The four-times-married father of seven has had bouts of substance abuse and trouble with the law, which led him more directly into the spotlight than anything else related to his television work.

“I did some therapy when I was struggling with a lot of grief issues,” Grammer says. “This derailed my personal life (in my professional life I was always quite rational), but I needed a little help, mainly in relationships. After that, really? Playing Frasier and being an actor, these kinds of things are therapeutic.”

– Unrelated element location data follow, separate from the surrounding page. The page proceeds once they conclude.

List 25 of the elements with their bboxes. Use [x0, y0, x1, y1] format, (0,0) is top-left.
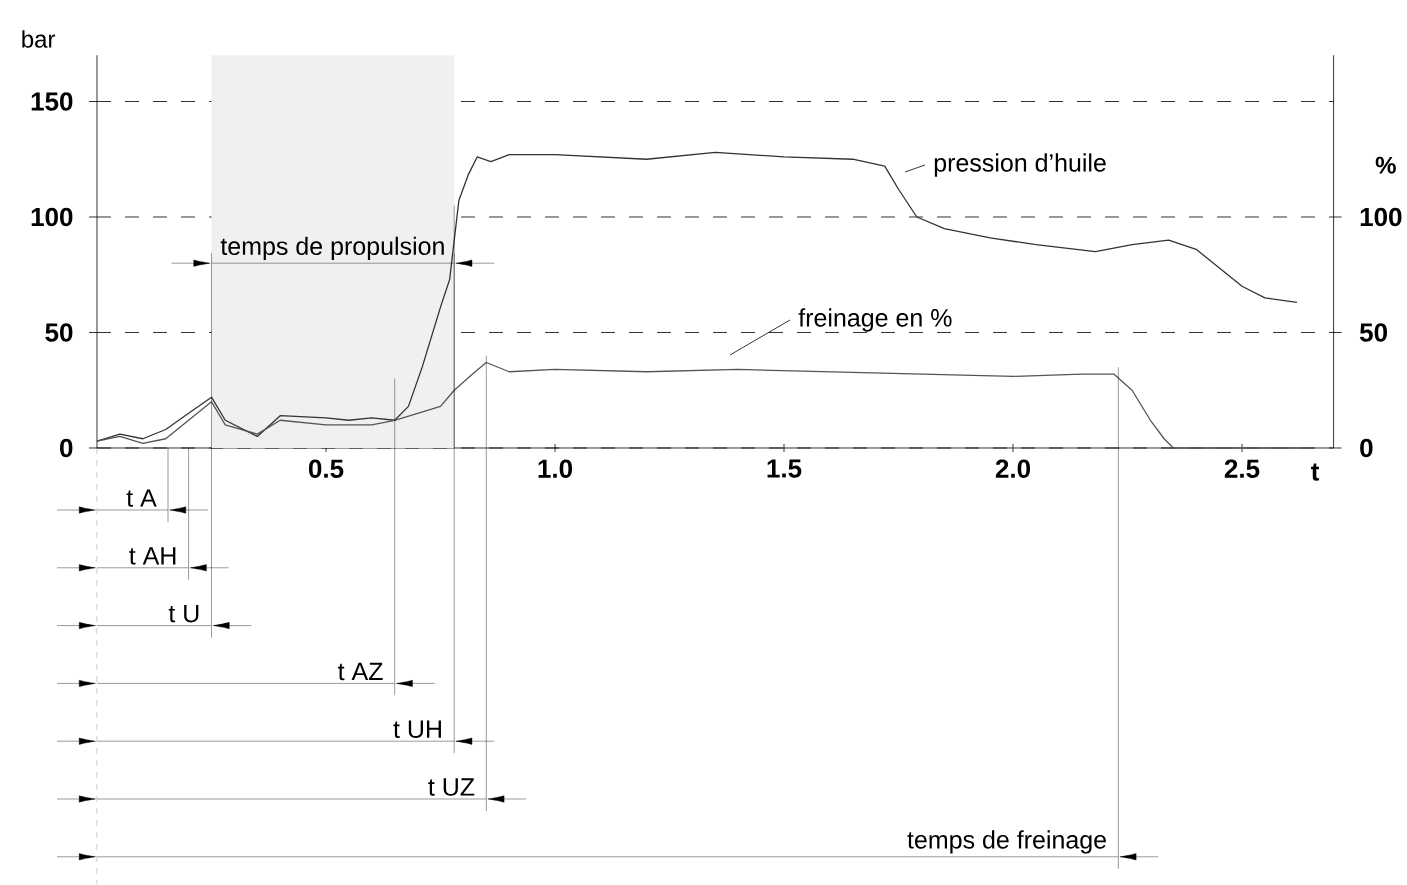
- y2-tick-label: 0: [1360, 438, 1373, 458]
- ref-line-label: t UH: [393, 720, 441, 739]
- ref-line-label: t A: [126, 489, 157, 507]
- legend-label: t U: [168, 605, 199, 623]
- y2-tick-label: 100: [1360, 207, 1402, 227]
- ref-line-label: t UZ: [428, 778, 475, 796]
- x-axis-title: t: [1311, 463, 1320, 481]
- y-tick-label: 150: [31, 92, 73, 111]
- x-tick-label: 1.0: [538, 459, 573, 479]
- y-tick-label: 0: [60, 438, 73, 458]
- x-tick-label: 0.5: [308, 459, 344, 479]
- y-tick-label: 100: [31, 207, 73, 227]
- y2-axis-title: %: [1375, 156, 1396, 174]
- y-axis-title: bar: [22, 30, 56, 48]
- annotation: pression d’huile: [934, 153, 1106, 177]
- band-label: temps de propulsion: [220, 236, 444, 261]
- ref-line-label: t AH: [129, 547, 176, 565]
- ref-line-label: temps de freinage: [907, 830, 1106, 854]
- annotation: freinage en %: [798, 308, 952, 332]
- ref-line-label: t AZ: [338, 662, 383, 681]
- y2-tick-label: 50: [1359, 323, 1387, 342]
- x-tick-label: 1.5: [767, 459, 802, 478]
- x-tick-label: 2.0: [995, 459, 1031, 479]
- y-tick-label: 50: [45, 323, 73, 342]
- x-tick-label: 2.5: [1224, 459, 1260, 479]
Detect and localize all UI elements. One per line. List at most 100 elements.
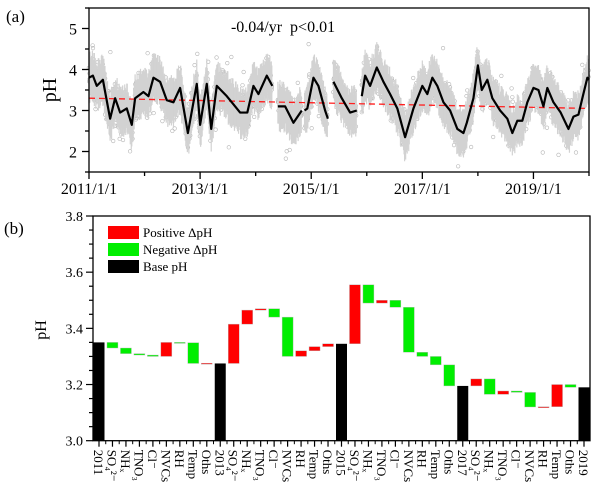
trend-line-path: [88, 97, 590, 110]
observation-point: [295, 80, 300, 86]
delta-bar: [430, 356, 442, 366]
delta-bar: [295, 350, 307, 357]
observation-point: [509, 86, 514, 91]
y-tick-label: 3.4: [66, 322, 84, 337]
delta-bar: [120, 347, 132, 354]
trend-line: [88, 97, 590, 110]
observation-point: [456, 164, 461, 169]
y-tick-label: 4: [69, 63, 77, 80]
delta-bar: [497, 390, 509, 395]
legend-label: Positive ΔpH: [143, 225, 212, 240]
observation-point: [580, 62, 585, 67]
panel-b-label: (b): [4, 219, 24, 238]
observation-point: [287, 147, 292, 153]
y-tick-label: 3.0: [66, 435, 84, 450]
observation-point: [243, 136, 248, 141]
x-tick-label: NVCs: [280, 450, 295, 483]
smoothed-series: [88, 64, 590, 139]
observation-point: [90, 45, 96, 51]
x-tick-label: NHₓ: [239, 450, 254, 473]
delta-bar: [510, 390, 523, 393]
observation-point: [127, 149, 133, 154]
base-bar: [214, 363, 226, 441]
x-tick-label: NHₓ: [482, 450, 497, 473]
base-bar: [336, 343, 347, 441]
observation-point: [240, 83, 245, 88]
x-tick-label: Cl⁻: [145, 450, 160, 469]
panel-a-ylabel: pH: [39, 78, 61, 102]
observation-point: [214, 55, 219, 60]
observation-point: [120, 137, 126, 143]
x-tick-label: 2015/1/1: [283, 181, 340, 198]
observation-point: [170, 128, 175, 133]
observation-point: [544, 125, 550, 130]
x-tick-label: 2011/1/1: [61, 181, 117, 198]
observation-point: [252, 114, 257, 119]
smoothed-line-segment: [303, 76, 329, 120]
x-tick-label: NVCs: [158, 450, 173, 483]
observation-point: [111, 138, 116, 144]
observation-point: [510, 95, 515, 100]
x-tick-label: SO₄²⁻: [347, 450, 362, 482]
observation-point: [225, 61, 230, 66]
delta-bar: [201, 362, 213, 365]
panel-a: (a) 2011/1/1 2013/1/1 2015/1/1 2017/1/1 2019…: [6, 7, 591, 198]
y-tick-label: 3.8: [66, 210, 84, 225]
waterfall-bars: [93, 284, 590, 441]
base-bar: [457, 385, 469, 441]
x-tick-label: TNO₃: [374, 450, 389, 481]
x-tick-label: Oths: [563, 450, 578, 475]
x-tick-label: SO₄²⁻: [104, 450, 119, 482]
observation-point: [306, 42, 311, 47]
delta-bar: [389, 300, 402, 308]
smoothed-line-segment: [360, 64, 590, 139]
delta-bar: [349, 284, 361, 344]
observation-point: [192, 63, 197, 68]
x-tick-label: RH: [293, 450, 308, 468]
delta-bar: [362, 284, 375, 304]
delta-bar: [160, 342, 173, 357]
x-tick-label: Temp: [549, 450, 564, 479]
x-tick-label: Cl⁻: [509, 450, 524, 469]
smoothed-line-segment: [277, 105, 303, 124]
delta-bar: [564, 384, 577, 388]
observation-point: [195, 51, 200, 56]
delta-bar: [483, 378, 496, 395]
delta-bar: [133, 353, 146, 356]
observation-point: [469, 144, 474, 150]
legend-swatch: [108, 226, 139, 239]
legend-swatch: [108, 260, 139, 273]
x-tick-label: 2017/1/1: [394, 181, 451, 198]
y-tick-label: 2: [69, 145, 77, 162]
delta-bar: [241, 309, 253, 325]
panel-a-axes: 2011/1/1 2013/1/1 2015/1/1 2017/1/1 2019/1/1…: [61, 7, 590, 198]
y-tick-label: 3: [69, 104, 77, 121]
delta-bar: [416, 352, 429, 357]
panel-b: (b) 2011SO₄²⁻NHₓTNO₃Cl⁻NVCsRHTempOths201…: [4, 210, 591, 482]
x-tick-label: RH: [536, 450, 551, 468]
observation-band: [88, 42, 590, 162]
smoothed-line-segment: [332, 81, 358, 114]
x-tick-label: 2019/1/1: [505, 181, 562, 198]
delta-bar: [537, 406, 550, 408]
x-tick-label: 2015: [334, 450, 349, 476]
observation-point: [499, 73, 504, 78]
observation-point: [309, 126, 314, 131]
x-tick-label: Oths: [199, 450, 214, 475]
trend-annotation: -0.04/yr p<0.01: [231, 19, 335, 36]
x-tick-label: NVCs: [522, 450, 537, 483]
x-tick-label: NVCs: [401, 450, 416, 483]
observation-point: [151, 110, 156, 116]
x-tick-label: SO₄²⁻: [226, 450, 241, 482]
x-tick-label: TNO₃: [253, 450, 268, 481]
observation-point: [540, 150, 545, 155]
x-tick-label: NHₓ: [118, 450, 133, 473]
observation-point: [117, 136, 122, 141]
observation-point: [556, 152, 561, 157]
delta-bar: [470, 378, 482, 387]
x-tick-label: Oths: [441, 450, 456, 475]
x-tick-label: Temp: [185, 450, 200, 479]
x-tick-label: Temp: [307, 450, 322, 479]
x-tick-label: Oths: [320, 450, 335, 475]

The actor, who played Pastor Chuck Smith in the recent faith-based film “Jesus Revolution,” also finds solace in Christianity.

“I'm not proselytizing, but I'm not going to deny it either: I'm a Jesus guy,” Grammer says. “I like him, he has helped me a lot. My comfort with it has grown exponentially as I've realized that it completes me. I am a better man because of it. I make better decisions. “I'm better at home, I'm a better dad.”

As for his status as one of Hollywood's most notable political conservatives, Grammer again notes that he doesn't get too involved but is firm in his beliefs.

“It's been shown time and time again that every time we increase the size of government, people get worse,” he says. “I'm pretty willing to do my part, I've always paid my fair share, although I'm in that rare category where, including property taxes, I'm over 70%. That's a challenge. People complain about living paycheck to paycheck; It's weird when it's me and I'm doing it!

Another reason to revive “Frasier.” The main one, however, was to see if the show could still be performed as well as before.

“You have to make sure the quality stays at a certain level,” Grammer says of the biggest challenge. “The temptation to settle for an easy joke that works is something to resist. And we resist it, with some who escape [laughs]. We try to design it so that we have one good laugh every three pages instead of three bad laughs on every page. Be sparing, choose your moments because, really, the story is the most important thing. What the audience will identify is not necessarily how much they laugh, but why they laugh.”